Мало того что публика здесь практически никогда не оставляет верхнюю одежду в
гардеробе, так еще и одета она была как-то очень странно: джинсы, куртки,
кроссовки, какие-то странные балахоны, практически полное отсутствие украшений
и косметики на дамах, полное небрежение внешним видом и оперным шиком.
Где
мы?
Однако
мы были в Гранд-Опера, и это непреложный факт. Антибуржуазный
стандарт, характерный для всех последних лет европейской культуры, наконец захватил и этот, практически последний бастион
прежних культурных стереотипов.
Иным,
чем ожидалось, было и само представление. Вместо традиционных
Верди, Вагнера или Чайковского, Бизе или Масне здесь
давали невероятно радикальную постановку современного финского композитора на
стихи (поэму) Эзры Паунда
«И только звук остается». Два исполнителя – мужчины (одним из них был великий контратенор Филипп Жарусски),
танцовщица из театра но, хор из четырех голосов в оркестровой яме, мистические
тени вместо декорации.
Разговор
японского монаха с духами реки, неба, огня, непрерывное чтение английских
стихов над сценой, изящество и сообразность во всем, полное отсутствие сюжета.
Прекрасно.
Однако
публика была все же в недоумении.
И я
задумался: а почему же все-таки мы так стремимся попасть в оперу? Почему именно
здесь ищем синтез всех впечатлений?
Наверное,
потому, что сюжет в опере всегда предполагает присутствие наивысших, каких-то
нечеловеческих переживаний, музыка оправдывает любой картонный сюжет мощью и
страстью, партер отвечает всему этому блеском бриллиантов и нарядов. Люди, как
в античном театре, независимо от того, трагичен сюжет
или комичен, поднимаются над реальностью на высоту птичьего полета. Это вершина
всего – и ты стоишь на вершине, вернее, сидишь, вжавшись в кресло от переживаний.
Все
это вместе связывают слова.
Несмотря
на то что опера – это прежде всего роскошь, причем
роскошь всего: костюмов и декораций, голосов и тел, оркестра и зала, именно
слова нанизывают все эти элементы на один шампур, на одну золотую нить.
Словесный
ряд, состоящий из условной эпохи и условной страны, из расстановки действующих
лиц, из типического жанра, сюжета, раскладки амплуа, связывает всю эту роскошь
в единое цельное переживание.
Так
должно быть, и так было, но, видимо, время этих могучих оперных слов все-таки
вышло. Мы сидим в опере и ничего не видим. Кармен не умирает, Дон Жуан не
умирает, Ромео и Джульетта не умирают, Манон не умирает,
Виолетта не умирает, Вертер не умирает – таким образом, ничего не происходит,
ничего привычного не случается, время течет без событий, слова не играют свою обычную роль, они что-то означают, но не
хотят производить должного впечатления. Японский монах разговаривает с духом.
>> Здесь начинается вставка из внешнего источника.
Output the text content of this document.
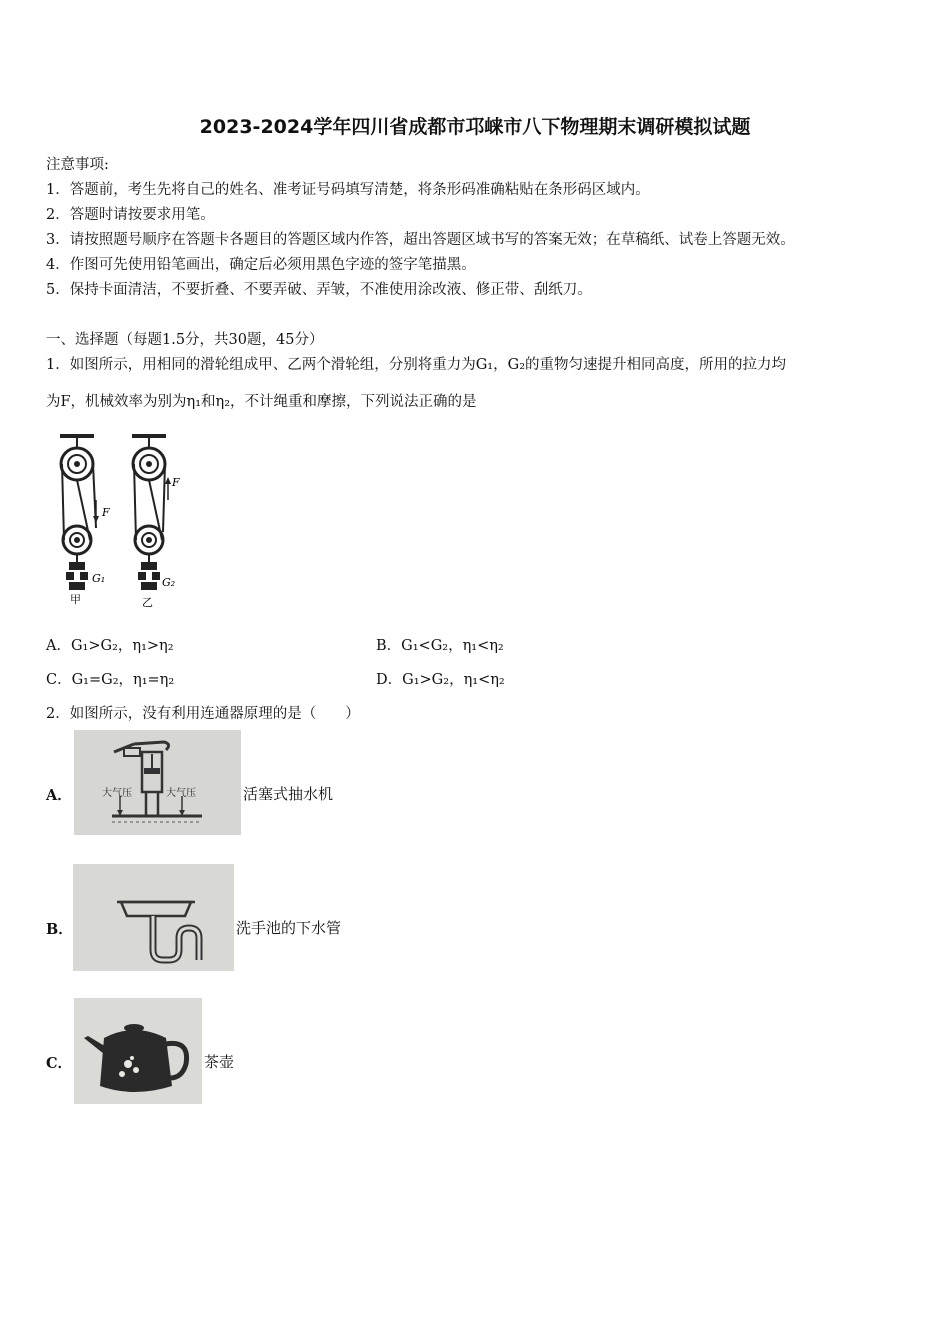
2023-2024学年四川省成都市邛崃市八下物理期末调研模拟试题
注意事项:
1．答题前，考生先将自己的姓名、准考证号码填写清楚，将条形码准确粘贴在条形码区域内。
2．答题时请按要求用笔。
3．请按照题号顺序在答题卡各题目的答题区域内作答，超出答题区域书写的答案无效；在草稿纸、试卷上答题无效。
4．作图可先使用铅笔画出，确定后必须用黑色字迹的签字笔描黑。
5．保持卡面清洁，不要折叠、不要弄破、弄皱，不准使用涂改液、修正带、刮纸刀。
一、选择题（每题1.5分，共30题，45分）
1．如图所示，用相同的滑轮组成甲、乙两个滑轮组，分别将重力为G₁，G₂的重物匀速提升相同高度，所用的拉力均
为F，机械效率为别为η₁和η₂，不计绳重和摩擦，下列说法正确的是
F
F
G₁	G₂
甲	乙
A．G₁>G₂，η₁>η₂	B．G₁<G₂，η₁<η₂
C．G₁=G₂，η₁=η₂	D．G₁>G₂，η₁<η₂
2．如图所示，没有利用连通器原理的是（　　）
A．	大气压	大气压	活塞式抽水机
B．	洗手池的下水管
C．	茶壶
Стихи Эзры Паунда – невесомые, текучие,
не образующие никакую драматургию – не могут служить теперь ни шампуром, ни
нитью, ни скелетом для всей этой конструкции. Опера распадается на элементы,
где есть все: голоса, декорации, оркестр, роскошный зал, но нет чего-то
главного: диалога со зрителем. Опера остается одна, наедине сама с собой.
Ну, во
всяком случае так мне показалось.
Маленькое
воскресное приключение
Премьера
этого спектакля в театре «Эрмитаж» (режиссер Михаил Левитин) поразила
прежде всего выбором пьесы. «Выходной день» Валентина Катаева – советский
водевиль тридцатых, тени первых шагов звукового кинематографа (фильм по пьесе
был поставлен еще в сталинскую эпоху), высмеивание советского бюрократа,
обаятельные передовики производства, разоблачение отдельных недостатков на фоне
великих достижений… Уф!
Было
бы понятно, если бы (в духе времени) режиссер превратил катаевский
водевиль в мрачную сатиру на советское безумие и пошлость, но нет…
Теплое,
очень теплое пространство, где царит яркая и веселая жизнь: ковровые дорожки,
снег за стеклянной стеной огромной веранды, кожаный уютный диван, пальмы в
кадках. Дом отдыха. Маленький рай. Некий коридор времени, где движутся странные
тени, застывшие под своими псевдонимами в своем «навсегда».
Агент
по недвижимости («советский чудак»), недотепа и
безумец, пытается поймать в Доме отдыха большого начальника (ампула
«бюрократ»), скользкого типа и невероятного позера, чтобы подписать у него
бумагу на получение необходимых материалов на складе (цель-то, конечно, самая
благородная – открыть детский сад к назначенному сроку); чтобы попасть в этот
самый маленький рай, он обманывает администрацию и выдает себя за мужа знаменитой
трактористки, передовика производства, прославленной девушки (амплуа «юность Страны
Советов»)… И так далее.
Жена
профессора пытается крутить роман с большим начальником, приезжает муж знатной
трактористки, потом появляется профессор, все запутывается, все
переворачивается вверх дном, все бегают, все кричат, никто ничего не понимает.
Это
на самом деле довольно смешной текст («Вы знаете, – сказал мне Левитин, – что
эта пьеса шла в театре на Шанз-Элизе в Париже пятьсот
раз! В шестидесятые
годы. В шестидесятые!»), публика радостно хохочет, узнавая до
боли знакомую советскую классическую интонацию беззаботности, но дело даже не в
этом, поражает то, что ведь эти слова сейчас ровным счетом ничего не означают!
А
вернее, их значение окончательно умерло, но оказалось непостижимым образом
воскрешено, радостно хохочущая публика просто не понимает, о чем говорят эти
люди, что значат эти самые «путевки», «накладные», «социалистические
обязательства», «Севморпуть», и так далее, и так
далее. Между тем, спектакль идет с большим успехом, и это означает только одно:
Катаев угадал самое главное – как и тогда, в тридцатые и потом в пятидесятые, когда
появился фильм «Безумный день» по этой пьесе, люди страшно хотят спрятаться от
большой истории в какую-то нишу, уютную пещеру, запереть за собой дверь, не
дать катастрофе пройти по их следу, закрыться на ключ от реальности.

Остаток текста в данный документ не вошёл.